Submitted to: Peptides
Publication Type: Peer reviewed journal
Publication Acceptance Date: 10/26/2001
Publication Date: N/A
Citation: Interpretive Summary: Insects use chemicals called hormones to regulate development. One such hormone is juvenile hormone. In adult female moths this hormone is required for sexual maturity. The production of juvenile hormone is, itself, controlled by two other hormones produced in the brain. These neuropeptide hormones, called allatotropin and allatostatin are responsible for stimulation and inhibition of juvenile hormone production respectively. A scientist at the Center for Medical, Agricultural and Veterinary Entomology, USDA-ARS, Gainesville Florida has been studying how these neuropeptides regulate juvenile hormone biosynthesis. The results of his work have identified the key steps, early in juvenile hormone biosynthesis, that are regulated by allatotropin and allatostatin in the tobacco hornworm and tobacco budworm moths, serious pests of agricultural crops. This discovery paves the way for design of agonists and antagonists of these neurohormones that could be used for development of novel, selective and environmentally friendly ways to control these and other pest Lepidoptera.
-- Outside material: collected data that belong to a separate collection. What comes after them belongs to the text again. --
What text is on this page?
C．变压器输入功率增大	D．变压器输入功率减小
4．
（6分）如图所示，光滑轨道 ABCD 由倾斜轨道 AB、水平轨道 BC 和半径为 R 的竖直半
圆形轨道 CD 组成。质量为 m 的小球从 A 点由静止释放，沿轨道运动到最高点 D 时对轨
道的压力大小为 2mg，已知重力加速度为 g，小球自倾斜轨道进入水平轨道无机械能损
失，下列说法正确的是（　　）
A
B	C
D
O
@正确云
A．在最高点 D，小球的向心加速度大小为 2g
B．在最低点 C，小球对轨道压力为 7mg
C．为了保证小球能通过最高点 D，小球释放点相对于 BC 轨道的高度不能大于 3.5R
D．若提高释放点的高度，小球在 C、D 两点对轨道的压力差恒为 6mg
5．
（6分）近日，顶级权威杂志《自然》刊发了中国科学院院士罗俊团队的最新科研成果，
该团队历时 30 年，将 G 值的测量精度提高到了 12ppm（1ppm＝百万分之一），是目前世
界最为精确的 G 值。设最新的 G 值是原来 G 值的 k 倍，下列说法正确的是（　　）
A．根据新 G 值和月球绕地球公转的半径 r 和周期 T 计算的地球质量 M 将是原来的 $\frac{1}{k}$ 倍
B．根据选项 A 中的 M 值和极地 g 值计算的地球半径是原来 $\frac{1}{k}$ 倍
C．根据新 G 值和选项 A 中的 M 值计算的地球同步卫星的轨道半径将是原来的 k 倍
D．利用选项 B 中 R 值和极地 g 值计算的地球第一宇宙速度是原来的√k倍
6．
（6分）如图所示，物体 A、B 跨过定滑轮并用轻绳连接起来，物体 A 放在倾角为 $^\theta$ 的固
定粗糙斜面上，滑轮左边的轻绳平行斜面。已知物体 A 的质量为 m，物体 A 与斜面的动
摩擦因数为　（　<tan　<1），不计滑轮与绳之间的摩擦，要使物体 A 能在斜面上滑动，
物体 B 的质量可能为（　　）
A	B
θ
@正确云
Technical Abstract: Capillary gas chromatography-chemical ionization (isobutane)-mass spectroscopy was used to analyze amounts of different homologs of juvenile hormone (JH) produced by isolated retrocerebral complexes (RCs) of adult females of the moths Heliothis virescens and Manduca sexta. Only JH 8, II and III were identified. Incubation of RCs from both species in media containing acetate but no propionate induced production of approximatlely equal amounts of JH II and JH III but the amounts of JH I present was very low in all samples. Incubation of RCs with synthetic Manduca sexta allatotropin stimulated significant increases in production of all three homologs but increases in JH I and JH II were greater than those for JH III. The effect of allatotrpoin was mimicked by addition of propionate to medium indicating that allatropin increased supply of acetyl- and propionyl-CoA precursors. Incubation of tissue from H. virescens females during the first 24h after eclosion with synthetic Manduca sexta allatosta in failed to reduce production of JH. However, incubation of tissue from 3-day-old females with allatostatin significantly reduced production of JH. Similarly, incubation of tissue from H. virescens females during the first 24h after eclosion with both allatotropin and allatostatin resulted in production of no more JH than was present in extracts from tissue incubated without the neruopepties, indicating that allatostat inhibited the action of allatotropin. Incubation of tissue from H. virescens females with allatostatin plus farnesol or JH III acid resulted in significant production of JH III but neither JH I nor JH II could be detected in extracts indicating that allatostatin acts prior to formation of the sesquiterpene alcohol precursors of JH.